NEW YORK -- When the first notes of Kaija Saariaho's "L'Amour de Loin (Love from Afar)" are played at the Metropolitan Opera on Thursday night, it will mark only the second staged work by a woman composer in the company's history -- and the first since 1903.

"It is staggering," said Jennifer Higdon, one of six women to win the Pulitzer Prize for music. "We're in the 21st century. There are a lot of women composers out there who are writing a lot of music, and some of it is fantastic stuff."

The Pulitzer Prize for Music was first awarded in 1943. In 1983, Ellen Taaffe Zwilich became the first female composer to win the award.

"I actually had someone say to me at one point that they wanted to do an orchestral piece of mine but they already had done a woman that year," Zwilich recalled this week. "There's still a bunch of stuff out there. But generally speaking, the door is open. It's not easy for any composer."

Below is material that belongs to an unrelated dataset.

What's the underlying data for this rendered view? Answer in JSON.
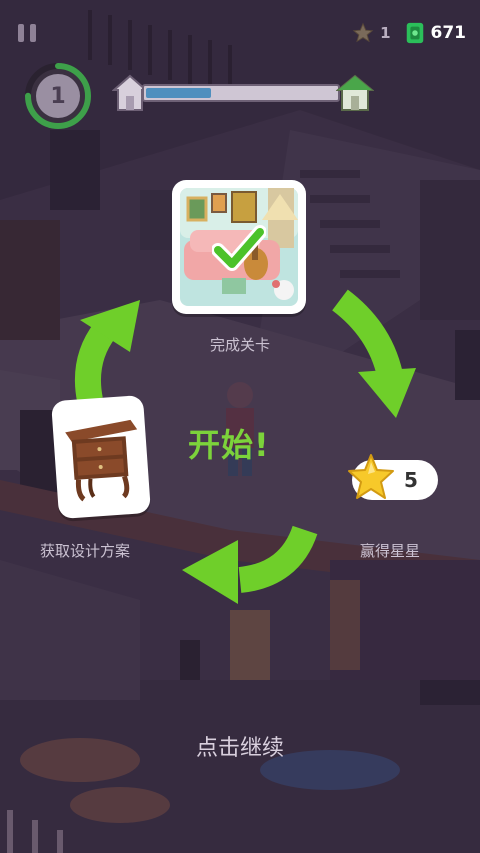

"L'Amour," with a libretto by Amin Maalouf, premiered at the 2000 Salzburg Festival in Austria. It is being shown at the Met in a striking new production by Canadian director Robert Lepage that features some 28,000 LED lights about 1 square millimeter each in 30 rows, including three over the orchestra pit.

Saariaho, a 64-year-old Finn who has long lived in Paris, also wrote "Adriana Mater," which debuted at the Opera de Paris' Bastille auditorium in 2005, and "Emilie," first seen at the Opera de Lyon in 2010. She considers herself a composer who is a woman, not a woman composer.

"I would not even like to speak about it," she said last week after a piano rehearsal at the Met. "It should be a shame."

Ethel M. Smyth's "Der Wald (The Forest)" was the first opera by a woman composer at the Met, receiving just two performances. It was paired with Verdi's "Il Trovatore" for its U.S. debut on March 11, 1903, and with Donizetti's "La Fille du Regiment (The Daughter of the Regiment)" nine days later. And then it disappeared.

"I don't feel like I'm righting wrongs," Met general manager Peter Gelb said. "That Kaija's a female has absolutely nothing to do with my wanting to do this work. This is not part of a female quota system. In my history at the Met, I have no interest in the sex of the composer. My interest is in the quality of the composition."

"L'Amour" will be given eight performances through Dec. 29, and the Dec. 10 matinee will be televised to theatres around the world. Susanna Malkki, a highly regarded 47-year-old Finn who also lives in Paris, will be on the podium -- just the fourth woman to conduct the Met following Sarah Caldwell (1976 debut), Simone Young (1996) and Jane Glover (2013).

"I think we have to look at the roots, the grassroot level," Malkki said. "It starts very early on, and there are sort of invisible stages which were not existent earlier. Girls were not being encouraged or taken seriously. So we already have a much smaller number of female composers compared to the men. ... I think it's something that is definitely changing now, and that is really positive. And hopefully at some point we are going to be in a situation where we don't need to talk about this anymore because, of course, the artwork in itself is what is important."

"L'Amour" is part of the Met's commitment to show a contemporary work each season. Thomas Ades' "The Exterminating Angel," based on the 1962 Luis Bunuel movie, will be staged next season. Nico Muhly's "Marnie" has been moved up a season to 2018-19 in place of Osvaldo Golijov's "Iphigenia in Aulis."

"Due to conflicting schedules, the Met and Osvaldo Golijov have decided to part ways in their plans for a new work," the Met said in a statement.

Gelb is also planning the company debut of "Akhnaten," a 1983 opera about the pharaoh by minimalist composer Philip Glass.

Higdon, whose "Cold Mountain" debuted at the 2015 Santa Fe Opera, had a sold-out run of the staging this year at Opera Philadelphia. That company premiered Missy Mazzoli's "Breaking the Waves," an adaptation of the 1996 Lars von Trier film, in September, and its composer in residence this season is Rene Orth.

But in many places, the gender gap in classical composition remains an issue.

"Women, I think they're hesitant to talk about it," Higdon said. "A lot of times administrators are just not as aware of all the women composers that are out there working."